HOST MESSAGE : Memory Allocation took, 0.00456611 seconds
Max work group size: 4100
Native API failed. Native API returns: -42 (CL_INVALID_BINARY) -42 (CL_INVALID_BINARY)Exception caught at file:CMT-bone-pca.dp.cpp, line:650
As shown, the FPGA compile for emulator completes without error or warning, but execution of the output gives an invalid binary error that was caught in the code block that should call the accelerator device.
The only thing I could find with this specific error is here: https://community.intel.com/t5/Intel-High-Level-Design/CL-INVALID-BINARY-when-running-fast-recompile... which suggests that it is related to the hardware target for compilation not matching up with available resources. However, since I am targeting the FPGA emulator, I would think just the CPU device would be necessary, although I am trying this on an Arria 10 node, so that should be available too.
Any suggestions? Thanks
I have attached the original CUDA as well as the converted DPC++ code. (sorry for the messiness)
I am wondering if the dpct::get_current_device() is finding the Arria 10 FPGA rather than the FPGA emulator during compilation. However, I haven't been able to find great documentation on the priority of this function. The compilation actually failed when I tried it off the FPGA node, so maybe this makes sense, but I would think the compilation would take significantly longer if it was targeting a physical FPGA.
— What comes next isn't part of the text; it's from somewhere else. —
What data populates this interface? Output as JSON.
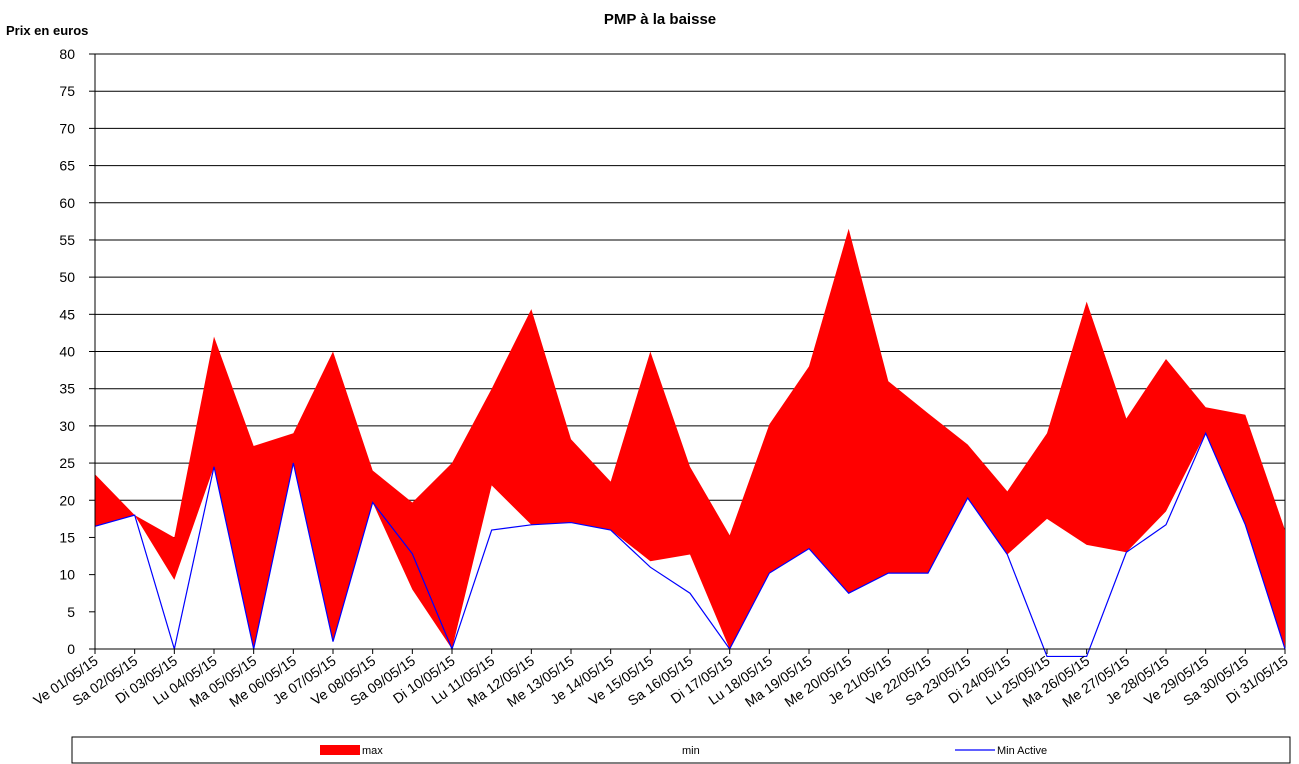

Please let me know if you have any suggestions, thanks!
Oops... guess I forgot the -r. I have reattached the files.
In general though, this appears to be some kind of error with the requested vs available devices. Is there any documentation on the oneAPI get_current_device() function? I have not been able to find much that goes into its selection priority.
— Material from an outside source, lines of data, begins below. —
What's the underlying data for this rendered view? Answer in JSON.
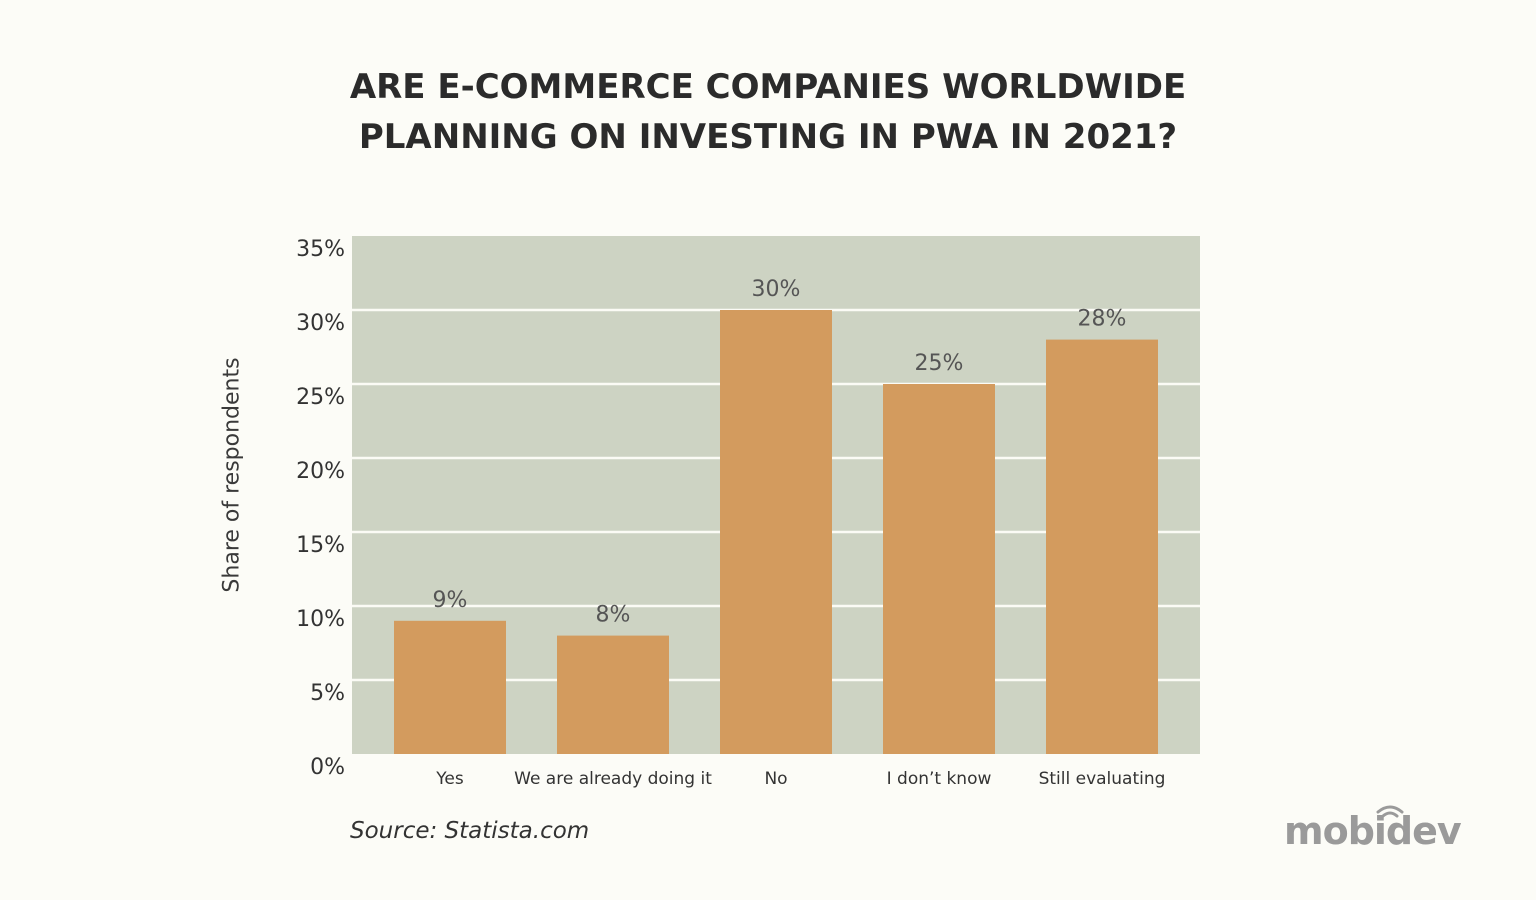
{
  "chart_data": {
    "type": "bar",
    "title": "ARE E-COMMERCE COMPANIES WORLDWIDE\nPLANNING ON INVESTING IN PWA IN 2021?",
    "xlabel": "",
    "ylabel": "Share of respondents",
    "categories": [
      "Yes",
      "We are already doing it",
      "No",
      "I don’t know",
      "Still evaluating"
    ],
    "values": [
      9,
      8,
      30,
      25,
      28
    ],
    "data_labels": [
      "9%",
      "8%",
      "30%",
      "25%",
      "28%"
    ],
    "ylim": [
      0,
      35
    ],
    "yticks": [
      0,
      5,
      10,
      15,
      20,
      25,
      30,
      35
    ],
    "ytick_labels": [
      "0%",
      "5%",
      "10%",
      "15%",
      "20%",
      "25%",
      "30%",
      "35%"
    ],
    "grid": true,
    "legend": "none",
    "colors": {
      "bar": "#d39b5e",
      "plot_background": "#cdd3c3",
      "gridline": "#fbfbf5"
    }
  },
  "source": "Source: Statista.com",
  "logo": "mobidev"
}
Thanks for the reproducer, we are working on your issue.
>>Is there any documentation on the oneAPI get_current_device() function?
Please refer to the below link for the documentation DPCT.
Have a Good day!
Thanks & Regards
Yes, I have seen that guide already, unfortunately it is not very informative.
I see that by default, the converted code uses the dpct::get_current_device() function in order to select its target, but there is no explanation as to how that function prioritizes its choice when there are potentially multiple different targets (e.g., CPU, FPGA, FPGA emulator). I also see that the dev_mgr can change the current device using select_device(), but there is no explanation on how to actually use this function.
Further documentation on how to properly select FPGA and FPGA emulator target devices with DPC++ would be much appreciated. Or if this invalid binary error has nothing to do with device selection that would be good to know. Thanks!